Coated intra-abdominal mesh has an anti-adhesive barrier on the bowel facing side to minimize adhesions. This type of mesh allows laparoscopic mesh placement below the fascia, meaning it is re-enforced by pressure from abdominal content. In contrast, open mesh repair is usually placed above the fascia, where intra-abdominal pressure can exert tension on the repair.
As hernias get larger, so does the length of the open repair incision. This can increase the risk of postoperative wound healing complications. Laparoscopic incisions are the same regardless of the hernia size. Robotic ports are placed laterally where the risk of port site hernias is lowest.
New suture materials with barbed edges give self-retaining sutures good grip on tissue and tight closure. In addition, they can distribute the tension along the entire length of the suture, while conventional sutures focus tension to the edges and on the knot. These novel sutures coupled with robotic wristed instruments greatly enhance the surgeon’s ability to suture upside down, thus enabling closure of the hernia defect, and securing mesh to the abdominal wall.
Over the past five years, robot-assisted laparoscopic surgery has had tremendous growth. Robotic surgery inherently has some advantages over conventional laparoscopy including wristed instruments, 3-D vision, and the easier suturing. Moreover, robotics has specific advantages over conventional laparoscopy in hernia operations. These include placing the rectus muscles back in a correct anatomical position by closure of the hernia defect, collapsing the hernia sack to reduce seromas, and the ability to suture mesh to the abdominal wall instead of using painful tacking devices and trans-facial sutures.
Distribution of robotic hernia repair by region. The predominant number of robotic hernia operations in 2012 were concentrated in the eastern US. Since that time, that trend has continued. While adoption in the western US has also increased, it has lagged that of the rest of the country untill only recently.
National trends in robotic adoption for combined ventral and inguinal hernia. As more hernia surgeons recognize the benefits of robotic surgery (dV), the numbers of open and conventional laparoscopic repairs are decreasing.

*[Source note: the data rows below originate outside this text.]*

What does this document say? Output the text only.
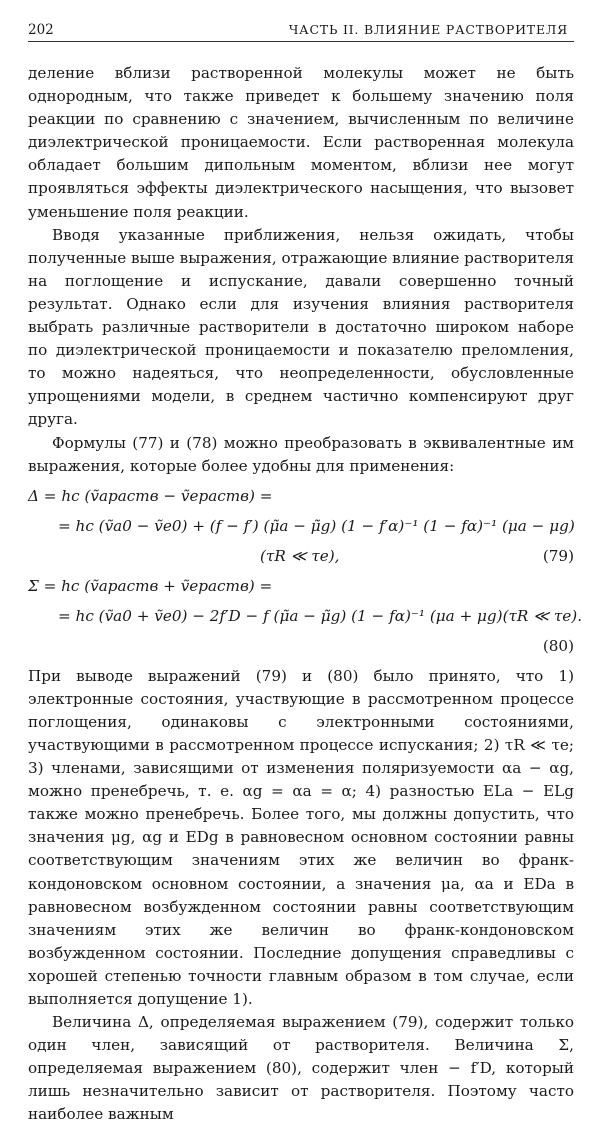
202	ЧАСТЬ II. ВЛИЯНИЕ РАСТВОРИТЕЛЯ

деление вблизи растворенной молекулы может не быть однородным, что также приведет к большему значению поля реакции по сравнению с значением, вычисленным по величине диэлектрической проницаемости. Если растворенная молекула обладает большим дипольным моментом, вблизи нее могут проявляться эффекты диэлектрического насыщения, что вызовет уменьшение поля реакции.

Вводя указанные приближения, нельзя ожидать, чтобы полученные выше выражения, отражающие влияние растворителя на поглощение и испускание, давали совершенно точный результат. Однако если для изучения влияния растворителя выбрать различные растворители в достаточно широком наборе по диэлектрической проницаемости и показателю преломления, то можно надеяться, что неопределенности, обусловленные упрощениями модели, в среднем частично компенсируют друг друга.

Формулы (77) и (78) можно преобразовать в эквивалентные им выражения, которые более удобны для применения:

Δ = hc (ṽaраств − ṽeраств) =
= hc (ṽa0 − ṽe0) + (f − f′) (μ̃a − μ̃g) (1 − f′α)⁻¹ (1 − fα)⁻¹ (μa − μg)
(τR ≪ τe),	(79)
Σ = hc (ṽaраств + ṽeраств) =
= hc (ṽa0 + ṽe0) − 2f′D − f (μ̃a − μ̃g) (1 − fα)⁻¹ (μa + μg) (τR ≪ τe).
(80)

При выводе выражений (79) и (80) было принято, что 1) электронные состояния, участвующие в рассмотренном процессе поглощения, одинаковы с электронными состояниями, участвующими в рассмотренном процессе испускания; 2) τR ≪ τe; 3) членами, зависящими от изменения поляризуемости αa − αg, можно пренебречь, т. е. αg = αa = α; 4) разностью ELa − ELg также можно пренебречь. Более того, мы должны допустить, что значения μg, αg и EDg в равновесном основном состоянии равны соответствующим значениям этих же величин во франк-кондоновском основном состоянии, а значения μa, αa и EDa в равновесном возбужденном состоянии равны соответствующим значениям этих же величин во франк-кондоновском возбужденном состоянии. Последние допущения справедливы с хорошей степенью точности главным образом в том случае, если выполняется допущение 1).

Величина Δ, определяемая выражением (79), содержит только один член, зависящий от растворителя. Величина Σ, определяемая выражением (80), содержит член − f′D, который лишь незначительно зависит от растворителя. Поэтому часто наиболее важным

The initial literature regarding robotic ventral hernia repair was mixed. While demonstrating comparable efficacy, it was associated with increased costs. However, as the field has matured, the latest publications now suggest improved outcomes over open repair in recurrence rates, shorter hospitalizations, less perioperative complications, and lower costs.
Studies questioning the benefit of robotic surgery based on higher cost may be confounded by the learning curve associated with mastering new techniques. Studies investigating the costs, quality, and open conversion rates for robotic surgeons show improvement in these metrics as surgeons become more proficient.
A recent publication from the American Hernia Society Quality Collaborative compared laparoscopic and robotic repair by experienced hernia surgeons. The results found decreased length of stay, surgical site infection and other short-term prioperative complications with the robotic repair. While not directly measuring cost, their data also seems to suggest that despite longer operative time, shorter length of stay could result in parity if not lower cost with robotic repair, but future studies are needed to evaluate these trends.
General surgery is the fasted growing segment of robotic operations in the US today. This is especially true in urban markets, particularly, the Northeast. As this wave has spread, California had lagged in adoption. That has started to shift as surgeons, referring physicians, patients, and hospital systems become aware of the benefits of robotic ventral hernia repair.
daVinci Xi robot with rotating boom design allows multi-quadrant surgery, superior 3D imaging compared to laparoscopy and wristed instrumentation.